JJ exhaled. “That is correct.”
Tish continued to stare at him. “And you don’t care?”
“Of course I care! I would have preferred diversity. But Scottsdale isn’t very diverse to begin with. And members must live in Scottsdale.”
Tish understood that. So why was he going out of his way to tell her that? “Okay.”
Although she had that tough look about her, and JJ liked that, he also could see in her eyes that she was tired of being forced to be tough all the time. “You want to leave?” he asked her.
“No way. We just got here. I’m not letting them run me away because of their hangups. I’m good. Just so long I know who I’m dealing with, I’m good.”
“You’re dealing with assholes, as I said,” JJ said and Tish laughed. “But don’t worry. I’m the richest man in town. They won’t disrespect you.”
Tish gave him the side eye. “I didn’t know judges were that rich.”
“They aren’t. I was a very successful K Street attorney before I left that life behind and moved to Florida.”
Tish had heard of K Street before, but she didn’t know much about it. “Isn’t that in DC?”
“The place where they capitalize on capitalism, yes. I made my fortune there then got the hell out before I lost my moral compass, which would have been easy to do.”
Tish stared at him. “Your morality is important to you.” She said it like a statement, rather than a question.
JJ nodded. “Very important to me. I was only thirty when I left. I had just been named one of the top attorneys in America. But that place, and that frenetic pace, was rotting me from the inside out. I moved to Florida and then a year later I was a judge. And I never looked back.”
Tish smiled and shook her head. “You’re layers and layers thick.”
“You aren’t exactly thin yourself,” he said, and they both laughed. Then they got out and went inside.
It was worst than JJ had prepared her for. As soon as he walked in with her, it seemed as if all eyes turned to them. The music didn’t stop, but the conversations became muted as everybody watched them. Some even pulled out their phones to take snapshots. They’d undoubtedly saw Manny Davis mouthing off about them, and all of that craziness on social media, but Tish held her head high. The one thing she never did was cower around bullies. Especially the kind who thought, by accident of birth, they were better than her. She followed the ma?tre d to JJ’s table like she was to the manor born and never knew any other life. JJ inwardly smiled. She was a breath of fresh air in the place, and he was honored that she was his.
Or was she?
Was he taking it too fast too soon?
Was she going to turn out to be another wolf in sheep’s clothing?

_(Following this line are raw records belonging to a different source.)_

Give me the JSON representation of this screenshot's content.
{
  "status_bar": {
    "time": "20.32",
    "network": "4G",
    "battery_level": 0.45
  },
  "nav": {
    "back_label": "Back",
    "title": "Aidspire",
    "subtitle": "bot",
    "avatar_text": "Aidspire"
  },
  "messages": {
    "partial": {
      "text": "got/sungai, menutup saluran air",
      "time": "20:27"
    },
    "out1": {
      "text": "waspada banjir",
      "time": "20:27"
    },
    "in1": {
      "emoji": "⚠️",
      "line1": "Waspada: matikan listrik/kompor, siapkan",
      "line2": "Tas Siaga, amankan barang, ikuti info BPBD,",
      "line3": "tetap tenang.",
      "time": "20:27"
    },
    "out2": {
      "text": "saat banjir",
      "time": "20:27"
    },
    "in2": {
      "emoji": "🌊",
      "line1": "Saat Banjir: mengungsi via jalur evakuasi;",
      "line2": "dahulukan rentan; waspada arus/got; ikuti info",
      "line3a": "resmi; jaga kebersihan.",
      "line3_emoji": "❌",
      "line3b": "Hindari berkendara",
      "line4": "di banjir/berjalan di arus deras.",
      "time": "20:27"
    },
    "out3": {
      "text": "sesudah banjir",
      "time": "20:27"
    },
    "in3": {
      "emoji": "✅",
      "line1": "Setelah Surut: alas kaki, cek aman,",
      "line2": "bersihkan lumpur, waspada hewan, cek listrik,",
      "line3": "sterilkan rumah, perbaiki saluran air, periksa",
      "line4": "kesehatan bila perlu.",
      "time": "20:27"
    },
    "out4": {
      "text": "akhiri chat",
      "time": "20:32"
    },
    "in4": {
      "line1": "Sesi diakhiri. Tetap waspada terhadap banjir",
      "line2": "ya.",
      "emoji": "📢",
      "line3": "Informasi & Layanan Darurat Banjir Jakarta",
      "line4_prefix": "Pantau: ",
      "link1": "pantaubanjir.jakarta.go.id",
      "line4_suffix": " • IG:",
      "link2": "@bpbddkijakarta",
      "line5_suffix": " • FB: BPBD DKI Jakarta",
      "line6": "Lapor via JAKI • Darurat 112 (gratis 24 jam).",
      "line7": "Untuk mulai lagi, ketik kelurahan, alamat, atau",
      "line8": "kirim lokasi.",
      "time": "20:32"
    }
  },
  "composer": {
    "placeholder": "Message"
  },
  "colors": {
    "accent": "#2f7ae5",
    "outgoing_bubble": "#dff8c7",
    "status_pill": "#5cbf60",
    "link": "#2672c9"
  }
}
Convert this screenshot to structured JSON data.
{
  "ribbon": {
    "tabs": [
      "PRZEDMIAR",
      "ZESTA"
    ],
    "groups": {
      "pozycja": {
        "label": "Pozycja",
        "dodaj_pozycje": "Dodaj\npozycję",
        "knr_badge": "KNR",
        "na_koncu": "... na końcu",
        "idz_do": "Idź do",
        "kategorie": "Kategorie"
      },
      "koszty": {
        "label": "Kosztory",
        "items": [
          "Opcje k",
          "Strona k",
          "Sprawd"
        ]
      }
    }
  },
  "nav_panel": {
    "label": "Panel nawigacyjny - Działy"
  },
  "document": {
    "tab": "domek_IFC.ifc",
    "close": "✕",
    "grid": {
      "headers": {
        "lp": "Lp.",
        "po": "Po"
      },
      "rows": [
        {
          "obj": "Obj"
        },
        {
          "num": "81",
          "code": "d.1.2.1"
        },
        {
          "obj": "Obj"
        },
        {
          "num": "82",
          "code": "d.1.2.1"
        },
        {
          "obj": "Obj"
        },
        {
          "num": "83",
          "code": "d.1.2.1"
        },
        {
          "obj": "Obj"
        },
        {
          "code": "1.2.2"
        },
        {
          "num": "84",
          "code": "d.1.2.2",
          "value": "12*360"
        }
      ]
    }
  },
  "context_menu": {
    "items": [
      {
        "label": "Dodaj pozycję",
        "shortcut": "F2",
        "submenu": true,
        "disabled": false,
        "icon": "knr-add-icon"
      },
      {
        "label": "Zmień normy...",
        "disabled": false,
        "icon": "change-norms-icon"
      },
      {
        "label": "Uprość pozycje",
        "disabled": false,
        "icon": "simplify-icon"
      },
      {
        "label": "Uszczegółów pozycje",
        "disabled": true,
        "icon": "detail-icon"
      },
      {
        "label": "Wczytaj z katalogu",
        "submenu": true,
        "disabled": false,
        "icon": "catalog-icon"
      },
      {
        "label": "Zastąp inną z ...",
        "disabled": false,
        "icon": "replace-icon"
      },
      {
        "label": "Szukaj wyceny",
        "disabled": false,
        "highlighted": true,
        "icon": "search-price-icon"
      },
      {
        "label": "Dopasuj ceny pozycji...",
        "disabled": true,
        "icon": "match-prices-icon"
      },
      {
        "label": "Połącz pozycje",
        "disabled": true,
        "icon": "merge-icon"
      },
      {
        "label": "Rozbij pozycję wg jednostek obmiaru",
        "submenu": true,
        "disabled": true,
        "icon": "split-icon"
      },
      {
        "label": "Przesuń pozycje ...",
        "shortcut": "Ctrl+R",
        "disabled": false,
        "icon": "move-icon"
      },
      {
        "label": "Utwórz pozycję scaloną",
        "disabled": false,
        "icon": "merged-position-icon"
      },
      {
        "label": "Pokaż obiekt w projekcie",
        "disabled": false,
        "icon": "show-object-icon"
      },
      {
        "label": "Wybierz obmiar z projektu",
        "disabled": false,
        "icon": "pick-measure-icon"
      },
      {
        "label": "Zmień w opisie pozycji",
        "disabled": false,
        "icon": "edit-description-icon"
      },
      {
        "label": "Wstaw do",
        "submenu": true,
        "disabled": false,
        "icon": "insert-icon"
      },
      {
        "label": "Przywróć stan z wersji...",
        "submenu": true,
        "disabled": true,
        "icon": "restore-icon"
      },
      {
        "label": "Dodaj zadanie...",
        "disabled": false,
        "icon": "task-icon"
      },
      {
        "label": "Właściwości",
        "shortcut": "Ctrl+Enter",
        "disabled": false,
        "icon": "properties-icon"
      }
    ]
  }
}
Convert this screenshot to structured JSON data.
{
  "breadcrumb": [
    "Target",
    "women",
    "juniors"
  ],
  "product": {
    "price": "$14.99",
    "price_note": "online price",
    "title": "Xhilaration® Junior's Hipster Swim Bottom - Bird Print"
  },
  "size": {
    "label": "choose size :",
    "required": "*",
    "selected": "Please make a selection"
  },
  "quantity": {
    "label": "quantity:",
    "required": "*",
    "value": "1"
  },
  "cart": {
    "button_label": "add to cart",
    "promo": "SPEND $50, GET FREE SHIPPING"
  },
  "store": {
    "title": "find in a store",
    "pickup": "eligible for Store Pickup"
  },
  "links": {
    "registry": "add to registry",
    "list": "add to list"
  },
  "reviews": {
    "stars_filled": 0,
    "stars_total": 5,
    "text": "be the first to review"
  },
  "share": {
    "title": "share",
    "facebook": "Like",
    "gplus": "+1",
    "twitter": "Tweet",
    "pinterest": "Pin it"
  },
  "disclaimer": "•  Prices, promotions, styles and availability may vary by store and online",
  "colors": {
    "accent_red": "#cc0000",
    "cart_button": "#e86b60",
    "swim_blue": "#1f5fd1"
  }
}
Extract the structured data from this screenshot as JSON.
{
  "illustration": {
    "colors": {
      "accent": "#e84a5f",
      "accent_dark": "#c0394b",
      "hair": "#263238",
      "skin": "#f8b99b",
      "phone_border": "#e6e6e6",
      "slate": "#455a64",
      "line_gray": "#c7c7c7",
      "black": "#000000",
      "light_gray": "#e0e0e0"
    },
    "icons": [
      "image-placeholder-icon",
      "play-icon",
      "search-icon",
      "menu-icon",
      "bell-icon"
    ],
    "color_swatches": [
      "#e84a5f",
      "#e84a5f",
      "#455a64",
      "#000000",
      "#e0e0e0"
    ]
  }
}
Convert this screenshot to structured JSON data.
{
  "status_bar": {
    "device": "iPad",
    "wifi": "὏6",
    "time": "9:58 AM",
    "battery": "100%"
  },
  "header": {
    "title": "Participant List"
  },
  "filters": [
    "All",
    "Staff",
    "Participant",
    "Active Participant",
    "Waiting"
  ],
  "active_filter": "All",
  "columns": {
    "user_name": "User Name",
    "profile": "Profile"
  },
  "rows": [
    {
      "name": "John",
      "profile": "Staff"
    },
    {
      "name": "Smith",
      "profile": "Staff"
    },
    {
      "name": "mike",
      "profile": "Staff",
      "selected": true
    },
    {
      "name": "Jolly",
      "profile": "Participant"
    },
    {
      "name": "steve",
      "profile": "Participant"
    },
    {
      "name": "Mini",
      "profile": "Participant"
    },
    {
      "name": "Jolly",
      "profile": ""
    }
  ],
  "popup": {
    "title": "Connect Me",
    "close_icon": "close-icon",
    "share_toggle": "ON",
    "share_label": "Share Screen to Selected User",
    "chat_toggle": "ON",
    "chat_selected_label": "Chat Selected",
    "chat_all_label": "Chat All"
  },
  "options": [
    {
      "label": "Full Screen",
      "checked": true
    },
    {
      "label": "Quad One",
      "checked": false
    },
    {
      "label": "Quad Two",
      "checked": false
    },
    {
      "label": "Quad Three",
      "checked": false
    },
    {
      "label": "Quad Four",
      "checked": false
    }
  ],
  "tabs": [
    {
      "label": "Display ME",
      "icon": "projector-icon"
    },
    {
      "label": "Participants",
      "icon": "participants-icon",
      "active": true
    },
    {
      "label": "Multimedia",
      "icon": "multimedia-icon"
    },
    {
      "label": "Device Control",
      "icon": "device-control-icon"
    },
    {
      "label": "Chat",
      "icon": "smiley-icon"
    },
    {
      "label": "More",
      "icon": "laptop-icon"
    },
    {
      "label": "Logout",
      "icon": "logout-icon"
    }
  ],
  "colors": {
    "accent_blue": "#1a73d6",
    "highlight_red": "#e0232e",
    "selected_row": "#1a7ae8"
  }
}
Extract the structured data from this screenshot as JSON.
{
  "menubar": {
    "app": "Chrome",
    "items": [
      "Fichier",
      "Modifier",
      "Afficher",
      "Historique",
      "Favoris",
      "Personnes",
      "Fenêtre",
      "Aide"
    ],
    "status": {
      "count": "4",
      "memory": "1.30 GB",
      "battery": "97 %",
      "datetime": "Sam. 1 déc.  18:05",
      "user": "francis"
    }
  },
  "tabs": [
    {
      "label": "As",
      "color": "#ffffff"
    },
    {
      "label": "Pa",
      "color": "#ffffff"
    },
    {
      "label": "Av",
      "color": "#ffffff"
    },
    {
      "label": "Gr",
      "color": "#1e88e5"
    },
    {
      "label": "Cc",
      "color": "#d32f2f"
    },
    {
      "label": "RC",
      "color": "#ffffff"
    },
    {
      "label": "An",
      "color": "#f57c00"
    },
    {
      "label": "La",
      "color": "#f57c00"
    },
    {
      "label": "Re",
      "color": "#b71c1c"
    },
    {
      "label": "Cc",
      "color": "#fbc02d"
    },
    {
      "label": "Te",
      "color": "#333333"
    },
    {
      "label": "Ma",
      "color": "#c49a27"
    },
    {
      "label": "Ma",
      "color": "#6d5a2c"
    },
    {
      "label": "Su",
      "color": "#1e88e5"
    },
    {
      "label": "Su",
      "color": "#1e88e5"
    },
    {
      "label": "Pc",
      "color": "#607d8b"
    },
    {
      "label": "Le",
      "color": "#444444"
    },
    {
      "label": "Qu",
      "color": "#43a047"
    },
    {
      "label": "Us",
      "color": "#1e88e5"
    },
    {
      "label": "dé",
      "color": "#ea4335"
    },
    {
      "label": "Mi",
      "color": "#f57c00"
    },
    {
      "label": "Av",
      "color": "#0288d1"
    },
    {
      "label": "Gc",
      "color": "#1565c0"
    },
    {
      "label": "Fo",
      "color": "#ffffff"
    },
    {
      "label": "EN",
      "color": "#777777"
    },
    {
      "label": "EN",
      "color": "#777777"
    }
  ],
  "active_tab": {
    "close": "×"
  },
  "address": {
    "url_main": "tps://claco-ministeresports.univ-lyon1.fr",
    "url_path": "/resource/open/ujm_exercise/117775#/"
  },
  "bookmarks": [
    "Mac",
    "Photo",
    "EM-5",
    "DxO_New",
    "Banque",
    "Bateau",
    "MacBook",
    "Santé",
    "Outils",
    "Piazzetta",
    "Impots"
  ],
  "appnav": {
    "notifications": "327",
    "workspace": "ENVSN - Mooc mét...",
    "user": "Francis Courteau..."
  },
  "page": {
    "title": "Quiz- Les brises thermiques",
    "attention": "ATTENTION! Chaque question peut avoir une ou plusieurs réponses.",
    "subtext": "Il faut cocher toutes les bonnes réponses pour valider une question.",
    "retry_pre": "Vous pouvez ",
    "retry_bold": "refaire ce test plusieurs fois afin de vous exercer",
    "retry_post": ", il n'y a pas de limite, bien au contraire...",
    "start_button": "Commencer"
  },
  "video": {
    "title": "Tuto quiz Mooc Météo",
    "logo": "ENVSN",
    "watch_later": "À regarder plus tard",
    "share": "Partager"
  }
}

His inward smile kind of eased up. Take it slow, he said to himself. You’re still getting to know this woman. Slow your roll.
When it was clear to the watchers that they were enjoying the show, too, they stopped watching them and went on with their evening. And JJ and Tish had a blast. They ate, they danced, they laughed. And Tish realized, as they were on that dance floor slow-dragging to Celine Dion singing the Horner/Jennings-penned My Heart Will Go On, that once they ignored the gawkers, they stopped gawking.
They kept looking at each other as they danced slowly to the agonizing tune. And suddenly, their look turned from fun and games to what they could only describe as love. And they both felt the turn. Something inside of JJ connected to something inside of Tish and in that moment, maybe only for that moment, they felt as if they were one. Dancing together. Floating together. Feeling together. It was a feeling they both wanted to bottle up and keep for eternity.
“Near.
Far.
Wherever you are.
I believe that the heart does go on.
Once.
More.
You open the door.
And you’re here in my heart,
and my heart will go on.
And on.”
But then the song ended, and reality set in, and they wondered if that moment would even last the remainder of the night.